Friday we went to the Brooklyn Promenade and then took the subway back to Manhattan and went to Ground Zero. We hadn’t been there in previous visits, and it was a silent, sobering experience. Then we walked a couple of blocks over to the potential mosque site that has been the spotlight of so much media and political controversy in recent weeks. There were numerous activists outside with signs urging tolerance, religious freedom, respect, reconciliation, etc. When you’re in New York, there’s such a powerful sense of ethnic, religious, and cultural diversity that it’s hard to even conceive of the bigotry toward the Muslim community is so widespread across the nation.

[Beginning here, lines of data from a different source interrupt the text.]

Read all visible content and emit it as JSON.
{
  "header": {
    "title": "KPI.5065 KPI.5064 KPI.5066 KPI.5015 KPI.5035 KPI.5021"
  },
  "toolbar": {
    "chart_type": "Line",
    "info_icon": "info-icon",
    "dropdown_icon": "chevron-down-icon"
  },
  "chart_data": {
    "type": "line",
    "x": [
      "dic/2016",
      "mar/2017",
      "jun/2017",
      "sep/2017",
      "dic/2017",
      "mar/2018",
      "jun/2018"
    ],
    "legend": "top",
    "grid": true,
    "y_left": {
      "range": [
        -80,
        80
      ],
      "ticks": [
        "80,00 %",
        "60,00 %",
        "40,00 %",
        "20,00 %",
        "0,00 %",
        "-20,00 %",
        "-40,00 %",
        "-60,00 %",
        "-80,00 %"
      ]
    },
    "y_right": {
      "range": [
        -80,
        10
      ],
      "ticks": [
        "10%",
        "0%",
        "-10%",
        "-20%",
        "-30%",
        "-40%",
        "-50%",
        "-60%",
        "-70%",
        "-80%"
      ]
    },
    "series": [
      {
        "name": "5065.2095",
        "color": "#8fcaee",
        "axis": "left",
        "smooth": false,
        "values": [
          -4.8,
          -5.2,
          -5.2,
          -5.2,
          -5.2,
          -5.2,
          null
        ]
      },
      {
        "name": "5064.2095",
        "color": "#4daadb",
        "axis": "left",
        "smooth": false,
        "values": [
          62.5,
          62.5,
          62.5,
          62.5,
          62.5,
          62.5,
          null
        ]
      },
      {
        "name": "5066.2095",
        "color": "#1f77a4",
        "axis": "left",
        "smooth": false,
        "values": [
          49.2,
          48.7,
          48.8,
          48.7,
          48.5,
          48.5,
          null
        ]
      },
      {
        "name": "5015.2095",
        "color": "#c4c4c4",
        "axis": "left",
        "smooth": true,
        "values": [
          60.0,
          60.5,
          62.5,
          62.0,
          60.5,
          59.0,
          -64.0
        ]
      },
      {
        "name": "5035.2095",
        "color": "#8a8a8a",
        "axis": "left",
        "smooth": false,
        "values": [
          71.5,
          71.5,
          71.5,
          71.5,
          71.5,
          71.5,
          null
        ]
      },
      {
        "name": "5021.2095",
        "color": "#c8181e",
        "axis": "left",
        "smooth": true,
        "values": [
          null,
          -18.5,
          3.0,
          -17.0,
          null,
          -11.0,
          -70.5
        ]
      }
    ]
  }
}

At the Potential Mosque Site
Saturday was our 50th wedding anniversary, and I bought a dozen red roses at the corner vegetable shop. They were deep red, and Katja seemed very pleased. We celebrated that night by going out to one of the city’s premier restaurants, Jean Georges on Central Park West. I’d offered to treat for this special occasion. The restaurant was elegant, the service was impeccable, the food was excellent, and we had a lot of laughs, talking about marriage and life experiences. At the end of the meal when I looked at the bill and took out my credit card, Bruce asked me if I was all right. Apparently I’d gotten very pale again. It was nothing – just that the bill for dinner approached the price of our two airplane tickets. I showed the receipt to Katja later, and she nonchalantly said we’d paid more on other occasions. What those occasions were, I couldn’t imagine, but I took her word for it. Later a friend reminded me that you only have one fiftieth anniversary in your entire lifetime, and that made me feel better. When we awoke the next morning, the dozen red roses on the dining room table had wilted and were all drooping straight downward. I decided I shouldn’t have relied on a produce vendor for our anniversary flowers. I felt it might be a bad omen, but Ami said the drooping flowers still were pretty.
Katja’s friends and colleagues at work had bought us matching sparkly gold baseball caps for our anniversary, and we wore them all around the city. One day I went to Greenwich Village to take some photos, and my gold cap was a big hit. One guy about my age approached and asked me why I was conservatively dressed but wearing a gold cap that made me look like Elton John. I explained about my golden anniversary, and he remarked that his wife was out of town so he wasn’t wearing his wedding ring either. Then two other guys came up, and one said he wanted to know where to buy a cap like mine for his boyfriend. I advised him to check e-Bay. Then somebody started whistling behind me, and another guy was calling out to me, “Gold! Gold!” Some other guy yelled, “Hey, Gold Cap!” It was nice. I’ve always had difficulty striking up acquaintances in public places, and now I find out all you need to do is wear a gold cap.
Gold Cap Tourists in Brooklyn
There were, of course, many other exciting sights and experiences. Broadway musicals, art museums, shops and galleries, traveling around with our Metro passes, Chinatown and Soho, Rockefeller Center, Times Square (where Katja enjoyed seeing the Naked Cowboy again), lunches and dinners and New York pizza. I can understand why, as a 20-year-old, I was ecstatic about the city. I still am.